Chile’s Calbuco volcano, located near Peurto Montt erupted this week,
After what seemed like a wet start to the winter season, the rain has gone AWOL, particularly for the Western Cape. The last rain I can recall was on the 2nd of July in Cape Town and it was less than 2mm that fell. Though after this drizzle, the typical July weather for Cape Town which averages 82mm for the month, has disappeared and in it’s place have been far above average temperatures and sunshine. For the past 2 weeks temperatures in the Cape Town area have been between 20’C and 27’C, with little cloud cover.
Dam and pond levels which were greatly relieved with the June rains in the area have begun to decline again and there is no sight of rain in the short term forecasts. The closest possibility of rain for the Cape is currently the 21st of July, though models have been inconsistent and it is by no means set in stone, latest forecasts show no rain whats-so-ever. The lack of rain is highly uncommon for this time of the year, for such an extended period of time. The jet stream seems to be weak and high pressure systems have been blocking the few small lows that do form to the south west.
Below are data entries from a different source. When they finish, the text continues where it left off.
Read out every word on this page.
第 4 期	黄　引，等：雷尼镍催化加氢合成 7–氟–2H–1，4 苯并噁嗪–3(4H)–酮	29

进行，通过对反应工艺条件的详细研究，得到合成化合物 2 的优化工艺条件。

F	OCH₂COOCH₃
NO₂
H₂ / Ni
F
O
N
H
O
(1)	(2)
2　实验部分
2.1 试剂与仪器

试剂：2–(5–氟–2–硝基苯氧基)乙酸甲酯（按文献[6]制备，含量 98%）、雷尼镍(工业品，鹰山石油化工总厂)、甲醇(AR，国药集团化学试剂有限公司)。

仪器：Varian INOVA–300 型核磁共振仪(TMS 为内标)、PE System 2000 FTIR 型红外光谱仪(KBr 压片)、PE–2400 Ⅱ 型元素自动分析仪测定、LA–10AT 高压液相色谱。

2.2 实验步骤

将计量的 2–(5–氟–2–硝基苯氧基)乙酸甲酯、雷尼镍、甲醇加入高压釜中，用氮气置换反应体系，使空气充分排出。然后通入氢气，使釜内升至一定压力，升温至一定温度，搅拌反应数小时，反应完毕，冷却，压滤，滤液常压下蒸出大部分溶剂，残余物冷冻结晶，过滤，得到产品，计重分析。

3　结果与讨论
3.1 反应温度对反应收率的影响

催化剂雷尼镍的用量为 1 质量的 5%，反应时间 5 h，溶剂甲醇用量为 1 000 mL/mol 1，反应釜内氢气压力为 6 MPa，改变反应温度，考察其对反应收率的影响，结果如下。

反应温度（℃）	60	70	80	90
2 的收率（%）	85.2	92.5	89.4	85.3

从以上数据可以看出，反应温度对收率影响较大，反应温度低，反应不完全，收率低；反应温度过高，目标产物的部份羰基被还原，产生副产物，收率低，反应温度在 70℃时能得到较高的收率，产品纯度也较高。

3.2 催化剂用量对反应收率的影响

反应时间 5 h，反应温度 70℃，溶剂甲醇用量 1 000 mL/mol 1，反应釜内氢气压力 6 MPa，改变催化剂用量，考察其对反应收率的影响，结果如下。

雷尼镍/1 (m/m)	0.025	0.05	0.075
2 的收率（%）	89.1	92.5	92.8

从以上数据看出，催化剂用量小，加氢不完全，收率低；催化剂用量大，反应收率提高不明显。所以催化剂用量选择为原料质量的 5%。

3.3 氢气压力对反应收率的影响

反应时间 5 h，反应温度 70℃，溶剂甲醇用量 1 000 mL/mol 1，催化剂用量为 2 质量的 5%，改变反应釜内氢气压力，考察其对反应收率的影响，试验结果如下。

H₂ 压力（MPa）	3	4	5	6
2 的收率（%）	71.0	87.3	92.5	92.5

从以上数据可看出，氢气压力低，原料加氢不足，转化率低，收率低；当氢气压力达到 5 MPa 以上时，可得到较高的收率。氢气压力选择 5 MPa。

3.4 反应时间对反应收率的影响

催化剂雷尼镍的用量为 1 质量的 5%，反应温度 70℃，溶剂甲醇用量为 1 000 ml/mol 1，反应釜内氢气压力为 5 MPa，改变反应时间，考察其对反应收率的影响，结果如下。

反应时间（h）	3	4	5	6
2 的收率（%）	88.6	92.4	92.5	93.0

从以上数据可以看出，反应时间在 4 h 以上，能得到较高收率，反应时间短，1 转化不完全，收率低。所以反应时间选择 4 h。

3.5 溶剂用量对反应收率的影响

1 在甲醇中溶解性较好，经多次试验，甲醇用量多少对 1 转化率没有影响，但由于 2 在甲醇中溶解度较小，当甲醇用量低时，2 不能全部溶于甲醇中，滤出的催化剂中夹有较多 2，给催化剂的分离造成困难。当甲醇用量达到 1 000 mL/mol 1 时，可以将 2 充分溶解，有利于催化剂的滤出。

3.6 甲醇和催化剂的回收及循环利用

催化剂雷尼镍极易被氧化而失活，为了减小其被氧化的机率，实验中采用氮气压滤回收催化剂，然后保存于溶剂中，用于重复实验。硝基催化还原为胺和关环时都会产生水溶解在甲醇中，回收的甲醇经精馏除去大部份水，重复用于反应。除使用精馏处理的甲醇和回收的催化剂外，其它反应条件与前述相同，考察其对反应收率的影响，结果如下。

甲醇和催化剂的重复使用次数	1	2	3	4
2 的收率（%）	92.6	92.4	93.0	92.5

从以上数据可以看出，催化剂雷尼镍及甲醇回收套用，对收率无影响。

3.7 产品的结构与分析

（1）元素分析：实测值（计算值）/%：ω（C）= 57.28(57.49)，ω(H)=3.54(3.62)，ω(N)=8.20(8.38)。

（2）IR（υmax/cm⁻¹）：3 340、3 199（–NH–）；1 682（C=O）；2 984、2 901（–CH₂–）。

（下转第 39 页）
What has been stranger is that the Kwazulu Natal area have been receiving more rain this July than the Cape. This is due to low pressure systems forming to the east of Cape Town, moving north east and then making a turn to the south east, being taken out to sea.
Typically at this time of the year you will be able to head for some snow chasing, but most people are heading to the beaches.
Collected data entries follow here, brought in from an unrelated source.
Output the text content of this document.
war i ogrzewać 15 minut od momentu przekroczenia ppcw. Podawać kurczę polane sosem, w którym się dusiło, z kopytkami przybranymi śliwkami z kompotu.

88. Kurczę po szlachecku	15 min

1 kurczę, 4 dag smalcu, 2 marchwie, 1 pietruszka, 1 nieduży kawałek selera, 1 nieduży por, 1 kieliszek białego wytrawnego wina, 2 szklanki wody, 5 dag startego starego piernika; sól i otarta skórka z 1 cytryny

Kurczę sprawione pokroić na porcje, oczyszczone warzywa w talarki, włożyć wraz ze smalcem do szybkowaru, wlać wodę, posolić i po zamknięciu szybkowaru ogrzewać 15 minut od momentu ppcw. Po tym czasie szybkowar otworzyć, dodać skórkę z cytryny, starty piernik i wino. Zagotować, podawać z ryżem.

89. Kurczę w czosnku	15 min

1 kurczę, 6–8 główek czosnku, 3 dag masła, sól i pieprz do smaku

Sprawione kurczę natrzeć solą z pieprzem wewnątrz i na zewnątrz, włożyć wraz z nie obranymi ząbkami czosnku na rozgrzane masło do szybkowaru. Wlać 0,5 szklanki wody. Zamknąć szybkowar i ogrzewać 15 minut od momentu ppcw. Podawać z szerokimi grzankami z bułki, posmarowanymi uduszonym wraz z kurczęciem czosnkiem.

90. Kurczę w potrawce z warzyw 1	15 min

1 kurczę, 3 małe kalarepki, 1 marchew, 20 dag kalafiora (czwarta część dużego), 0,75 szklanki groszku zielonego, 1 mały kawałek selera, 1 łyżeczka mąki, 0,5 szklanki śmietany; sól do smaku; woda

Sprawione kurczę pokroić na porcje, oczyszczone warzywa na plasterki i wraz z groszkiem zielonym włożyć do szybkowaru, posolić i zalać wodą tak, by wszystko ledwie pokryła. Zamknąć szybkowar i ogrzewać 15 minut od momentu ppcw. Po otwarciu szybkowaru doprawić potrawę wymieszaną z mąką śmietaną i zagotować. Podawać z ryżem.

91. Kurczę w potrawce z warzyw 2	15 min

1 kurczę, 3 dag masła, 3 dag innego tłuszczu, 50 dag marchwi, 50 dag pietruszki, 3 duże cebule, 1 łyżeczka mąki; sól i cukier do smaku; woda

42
Looking ahead, I definitely wouldn’t say winter is over, it’s barely begun – and I expect August and September to deliver where July has lacked. This has no scientific basis, but given that August is the rainiest month of the year, having an average of 14 rain days compared to 12 of July; with that said, average rainfall figures themselves are historically higher in July.
The Cape isn’t the only place lacking rain, the tropical Atlantic has been off to a very slow hurricane season with only one named storm thus far. Activity tends to pick up in August though and even 2004 was a reasonably late starting year, yet brought some good canes to track.
Right now it’s model watching time to see where the next real rain chances are for the Cape. Though I’m loving this weather!